Reflection

Reflection

Tuesday, January 5, 2010

Southern Rules




     I could never have survived living in the south.   I have lived in the very liberal state of California almost all my life and I would have broken every Southern rule that existed in the unwritten book every good Southern girl knows forwards and backwards.  They were taught all this from day one when they were born.  From the moment my mom was picked up and held she became the Southern Belle that one reads about.   It is not to say my mom didn't do something wrong in her youthful days.   Yes, I am sure she too tested her Mama and Daddy but she did it with a sweet Southern smile when she apologized. 


     When I was a young teen in the 70's my mother became   overly concerned about who I was having as a friend.  I knew that when I brought someone over the first thing she would say after she would say "Hello" would be "And who are your people?".   None of my friends could understand this "Who are your people" deal.   What does that mean?  The next thing she would say as my friend would look at me in question not knowing what to say would be "And what does your father do?".  Now that they could answer.  


     For some reason these are important answers to know.  It tells a lot about that person as to "Who are your people".   It means where do they come from or are they from a long line of old family from the south.  I have been in a department store ladies room and my mom would hear someone with a Southern accent and she would ask "Are you from south?".   Nine times out of ten they would be from some southern state.  If they were from Alabama that would be exactly what would be asked after that.   "Who are your people?".   I would listen to my mom ask "Do you know so and so?".   Then they would ask "Do you know the so and so's from Montgomery?".  I was amazed at the connections of the Southern relations!  There was always some family they could connect with or know.

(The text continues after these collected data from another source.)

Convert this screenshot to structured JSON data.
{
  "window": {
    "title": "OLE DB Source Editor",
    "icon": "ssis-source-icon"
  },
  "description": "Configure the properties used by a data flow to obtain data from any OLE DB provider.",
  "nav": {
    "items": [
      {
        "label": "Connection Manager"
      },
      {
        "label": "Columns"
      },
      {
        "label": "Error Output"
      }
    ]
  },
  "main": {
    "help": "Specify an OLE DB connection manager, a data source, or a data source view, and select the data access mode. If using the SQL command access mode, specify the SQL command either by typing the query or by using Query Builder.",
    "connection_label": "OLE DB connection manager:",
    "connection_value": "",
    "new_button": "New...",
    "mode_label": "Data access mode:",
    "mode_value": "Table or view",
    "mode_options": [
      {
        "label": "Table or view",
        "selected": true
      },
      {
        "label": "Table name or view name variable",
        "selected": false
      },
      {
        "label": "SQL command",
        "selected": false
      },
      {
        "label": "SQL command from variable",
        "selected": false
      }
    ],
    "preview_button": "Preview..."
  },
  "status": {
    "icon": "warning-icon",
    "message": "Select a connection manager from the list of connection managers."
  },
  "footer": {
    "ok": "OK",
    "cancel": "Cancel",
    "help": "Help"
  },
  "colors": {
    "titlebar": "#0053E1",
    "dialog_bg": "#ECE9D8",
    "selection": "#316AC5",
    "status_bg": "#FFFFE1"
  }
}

     I can only assume that where you come from is a very important thing to know.  It must be like what station in life you are from.   Pity someone from the wrong area or wrong family.  I never learned the purpose of knowing this and the need to ask this with my friends.  I would usually get around to asking in a conversation where a person lived.  It just didn't sound like the way my mom would do it.  Hers was said in such an important way.  Mine was casual but it was more of a way to develop a friendship and I certainly didn't ask the personal way of "Who are you people"!


     The rudest question was  "What does your father do?".  What kind of thing is that to ask someone?  Apparently that too is an important thing to know.   I guess if your father did not have in important job they may not be a suitable friend to have.  I for the life of me cannot see the importance of that.  Yet to my mom that was what she asked.  Believe me she did try to steer me away from some of my friends upon finding them less than what she wanted for her daughter.  The higher vocation one's parent was the happier she would be.  She would be so polite and gratuitous  when they came over.  Without asking me she would invite them to do something with the family.  This was my friend, not hers!  She made it hard to want to bring friends over with her inquisitiveness and suspiciousness.  My friends thought her stiff, formal and she made them uncomfortable.  If I was not to bring a friend over and she had not met them then she would have to talk to their parent on the phone before I went over.  


     The Southern ways never leave you even if you move away.  Her southern accent did disappear oddly.  I can't remember her having it while I was growing up.  My Nan's stayed till she passed away.  My mom tried hard to instill her Southern upbringing in me and some I do have and I do like.  These though were the top of the list of insane.



3 comments:

Sara Louise said...

Some of that sounds so familiar and my Mother is from Dublin! My brother used to say that she kept a notepad and pen at the ready when she met our friends because she interviews them. And not much has changed. He had his current girlfriend for a year before he introduced her to our Mother and he's 35 years old!! MOTHERS!!!

Ellen said...

Thank you Sara for your comment. It's amazing that mothers everywhere were doing this! Here I thought it was just a Southern deal but I had another friend who grow up in Mexico and she said her mother did the same thing. I'm glad times have changed.

Caroline of Salsa Pie said...

I grew up in South Carolina in an old, revolutionary inland city. My grandmother and grandfather (who were of your mother's generation) were the same way in a sense. My mother is not that way (thankfully) but there are definitely some peculiar things from a southern upbringing that I left behind when I moved away. For example, there does seem to be a lot of social climbing in the south and I could care less about all of that. I'm glad times have changed too!
p.s. I'm losing my southern accent too! I've been in Baltimore for almost 8 years now. It's amazing how it fades away with time.